Bolt
And so we come to the end of our chronological viewing of all Disney feature animated movies (including those that have some animation, like Enchanted and Mary Poppins). (We watched The Princess and the Frog out of order.) Now we’ll have to wait until Thanksgiving—I’m writing this on July 26—for Tangled. In the meantime we will watch all the Pixar features except the Toy Story trilogy, which I’ve already seen and reviewed. After that … who knows? Maybe we’ll take a crack at some other animated features. I’ve missed a few.

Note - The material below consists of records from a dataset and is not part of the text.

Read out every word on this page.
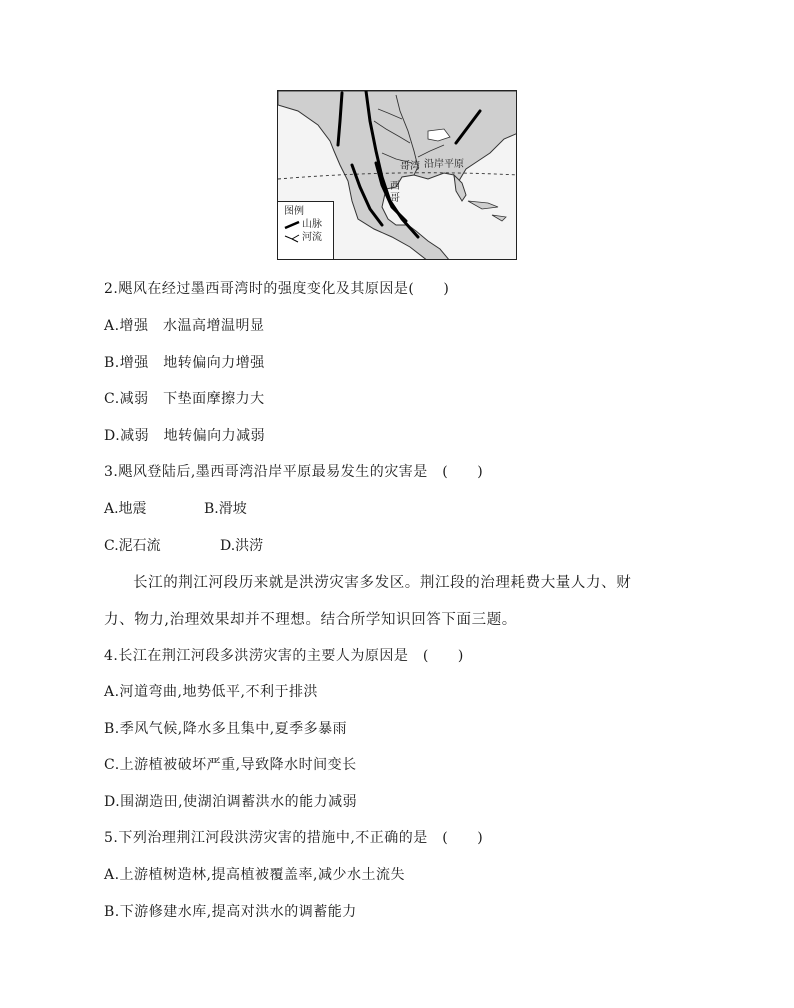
哥湾 沿岸平原
西
哥
图例
山脉
河流
2.飓风在经过墨西哥湾时的强度变化及其原因是(　　)
A.增强　水温高增温明显
B.增强　地转偏向力增强
C.减弱　下垫面摩擦力大
D.减弱　地转偏向力减弱
3.飓风登陆后,墨西哥湾沿岸平原最易发生的灾害是　(　　)
A.地震	B.滑坡
C.泥石流	D.洪涝
长江的荆江河段历来就是洪涝灾害多发区。荆江段的治理耗费大量人力、财
力、物力,治理效果却并不理想。结合所学知识回答下面三题。
4.长江在荆江河段多洪涝灾害的主要人为原因是　(　　)
A.河道弯曲,地势低平,不利于排洪
B.季风气候,降水多且集中,夏季多暴雨
C.上游植被破坏严重,导致降水时间变长
D.围湖造田,使湖泊调蓄洪水的能力减弱
5.下列治理荆江河段洪涝灾害的措施中,不正确的是　(　　)
A.上游植树造林,提高植被覆盖率,减少水土流失
B.下游修建水库,提高对洪水的调蓄能力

Every once in a great while a reviewer will take another look, reassess a movie, and reverse his previous opinion. That happened for a whole lot of critics with Bonnie and Clyde, which initially got terrible reviews, with 2001: A Space Odyssey, which very few people understood on first viewing, and with The Wild Bunch and Butch Cassidy and the Sundance Kid. I saw this movie new only two years ago and, while I’m not doing an about-face like so many did with those four movies—all of which are now acknowledged as classics—I feel like I should modify my original pan quite a bit. Casting about for a reason why it should strike me differently after only two years, I came up with two reasons, both of which I may have mentioned before in these pages. One, I think I really am getting more tolerant of vertiginous motion unless it’s wildly overdone, as in How to Train Your Dragon. Bolt is a long way from being one of the worst offenders here, though a little too much of it seems like gratuitous overkill. And second, watching a DVD on a HD television is not as disorienting, and at the same time seems more intimate, making it much easier for me to interact and sympathize with the characters.

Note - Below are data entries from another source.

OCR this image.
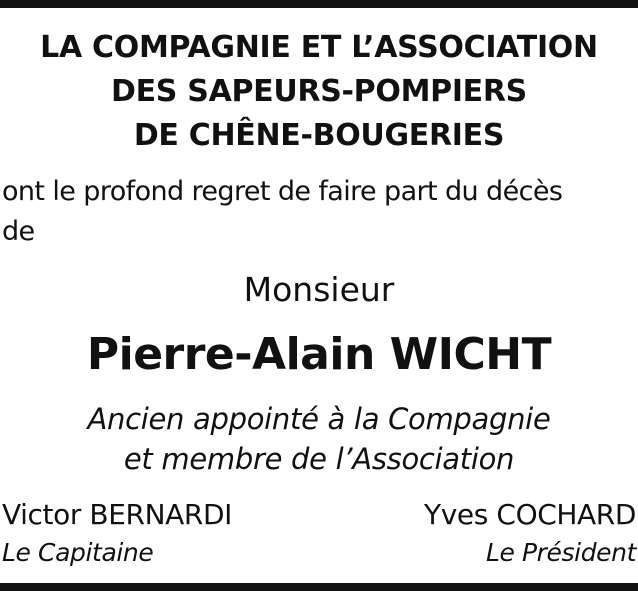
LA COMPAGNIE ET L’ASSOCIATION
DES SAPEURS-POMPIERS
DE CHÊNE-BOUGERIES
ont le profond regret de faire part du décès
de
Monsieur
Pierre-Alain WICHT
Ancien appointé à la Compagnie
et membre de l’Association
Victor BERNARDI
Le Capitaine
Yves COCHARD
Le Président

For whatever reason, I enjoyed this second viewing way more than I did when seeing it on the big theater screen. (Not in 3D.) It still has its weaknesses. It’s funny, but a common weakness of films like this is that the main character isn’t as interesting as the supporting cast. Bolt is a movie-star super-dog who, somehow, has been prevented from knowing that he really has no superpowers. (We see some of how they cleverly accomplish this, and it’s fun, but come on, now …) However, you accept that premise because it’s fun to see him shipped cross-country and emerge in New York without a clue that his super-bark and super-speed and super-eyes don’t work anymore. (But we’ve seen it before, with Buzz Lightyear.) There he meets Mittens the street-wise cat and her retinue of semi-enslaved pigeons. The pigeons are great, and so is Mittens. They set out to cross the country and along the way pick up Rhino, the fearless, obese, hero-worshipping hamster who never loses faith in his hero, Bolt. All these characters are better than Bolt himself.
The look of the film is wonderful, crossing the country, arriving in Hollywood—which looks exactly like Hollywood really looks, and so does Las Vegas—and having adventures in the studios. Bolt’s super-weasel agent is funny, as are the Hollywood pigeons who instantly want to pitch an idea to Bolt (“Aliens!”), just like everyone in Hollywood really does. There’s a lot of heart in this movie. I feel like, with a little more work, it might have been a classic.